I would like to say that the end came quickly-- but I would be lying. With my knees aching and my heart racing, he kept me wrapped around his cock for what must have been twenty minutes, altering between stroking his cock between my breasts and pushing deep into my mouth when the spit was threatening to dry up. Little by little, I felt my last bits of restraint dissolve between his heavy, selfish strokes, and by the time his groans rose an octave, and his hips began to grind heavily between my abused breasts, I welcomed his eruption with a small, submissive moan. The first spurt of cum landed on my tongue, painting a broad, white stripe across my taste buds. The next came with more force, and hit the back of my throat, closely followed by the third. By the time he had pumped six heavy jets of cum into my mouth, I could not take it any more, and pulling back off of him to swallow, I took the next two over my face, painting it with sticky salt and gluing one of my eyes shut. Grinning like a mad dog, he ground himself between my pillowy tits with more relish, and let the last of his orgasm ooze out across my chin, neck and cleavage. And then, when his climax faded, he gave a soft, contented sigh and pushed me away, sending me sprawling onto my ass on the floor.

"Good slut," he yawned, and scratched his chin lazily. "That's exactly the kind of encouragement I needed. A little more eagerness next time, perhaps, but we'll work on that."

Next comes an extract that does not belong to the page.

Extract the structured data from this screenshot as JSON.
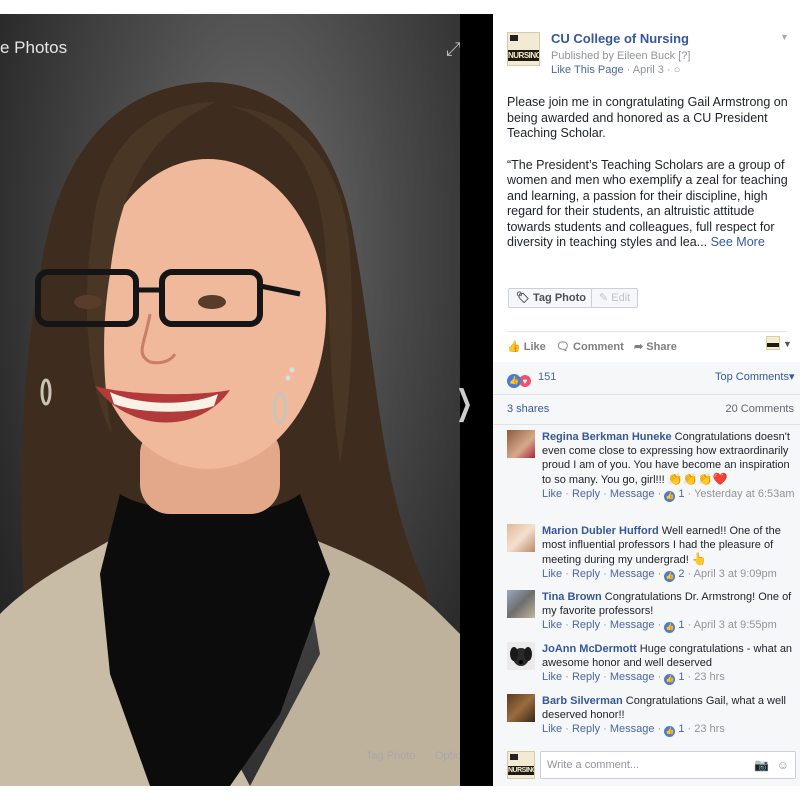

With that, he got to his feet and pulled his jeans back on, smirking down at me for a brief second before sauntering over to grab his jacket. Shaking and trembling, I got to my feet with the aid of the piano stool, and felt the heat of his sperm covering my face and chest as he made for the exit. Next time...? Of course there would be a next time. He had paid in advance-- five more sessions, at least. And as he pulled open the door, gave me a wink and left, I felt my hand creep, inexorably, between my legs. The stench of cum filled the air, and the taste of him coated my mouth and throat all the way to my stomach. There was no denying my pleasure. Just as there had been no denying his.